Among the most advanced and popular online steaming services today such as Spotify, Beats, Pandora, and Rhapsody, the Swedish online distributor SoundCloud deserves to be included in the list of such prominent brands. If you ask EDM fans around the world, many of them would probably agree to this notion, as SoundCloud has been one of the largest platforms that facilitate listeners to reach out to the creative EDM community. I myself am a huge fan of what SoundCloud has been providing, and given the quality of its services, the company’s global user base of 175 million does not surprise me.
Because SoundCloud controls and has access to a plethora of copyrighted material, their intention to better secure and protect such types of material is understandable especially during this modern age in which copyright infringement has become relatively easier to engage in. The Berlin-based firm recently announced a partnership with ZEFR, a tech company whose copyright management system is also implemented by You Tube to look through its tank of content and determine infringing acts. SoundCloud has already started using ZEFR’s more sophisticated security program, and SoundCloud now detects copyrighted content with higher sensitivity.
However, while it is apparent that SoundCloud is becoming stronger in terms of protecting the rights of artists, the partnership is also disappointing many of them.
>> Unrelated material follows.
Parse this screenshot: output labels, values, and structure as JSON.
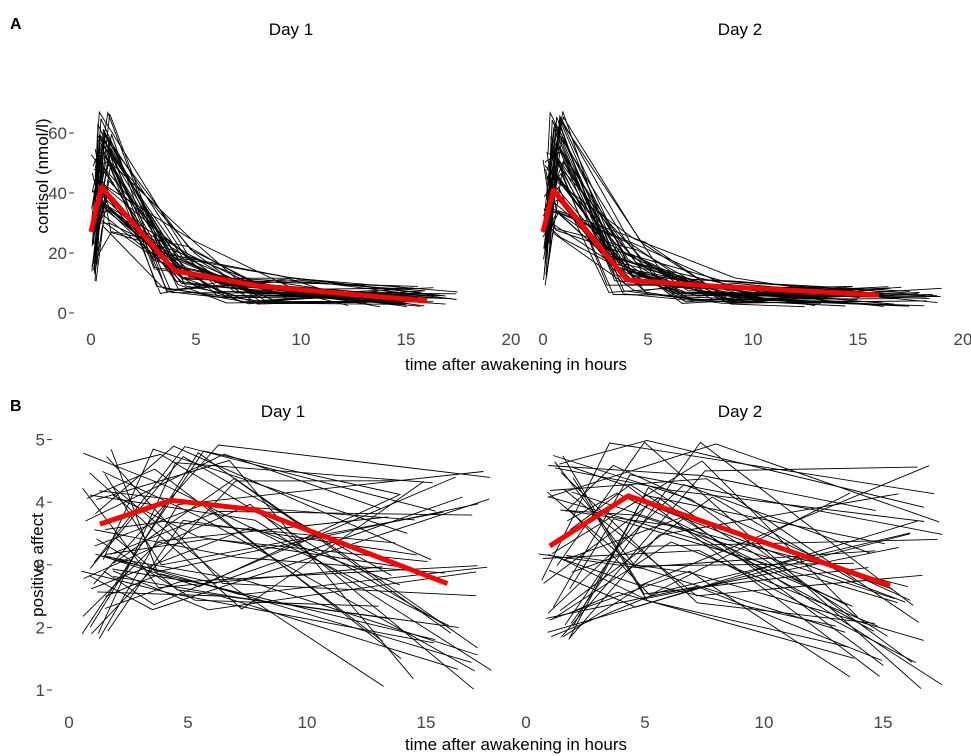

SoundCloud and its copyright management system are being criticized for blindly taking down the properties of some artists, as can be observed in the cases of Knife Party and Martin Garrix. Earlier this year, Rob Swire, one of the two Producers/DJs of Knife Party, revealed via Twitter that five of their entire list of songs and teasers on their SoundCloud profile were removed as per automatic detection of copyright infringement. The screenshot posted on his Twitter page clearly shows that the automatic content protection system removed tracks to which Rob Swire legally owns the rights. More recently, SoundCloud’s computerized system went after the young and eminent EDM producer Martin Garrix, and pulled out “Don’t Look Down”, a melodic collaboration with Usher. Producers are witnessing their very own works being extracted by the automatic protection system, and they are nothing else but exasperated.
SoundCloud and ZEFR will stay in trouble unless they find a better way to protect the owners of copyrighted properties effectively and only take down the material that should be removed. Almost certainly, all the other artists on SoundCloud wish that what happened to Knife Party and Martin Garrix will not take toll on themselves. A solution to this problem is needed especially because technological modernization is progressing rapidly than anybody could have imagined decades ago, and so much content is being uploaded every single day. Digital distribution of copyrighted material has been creating issues more than ever, and online distribution services ought to be ahead of the curve.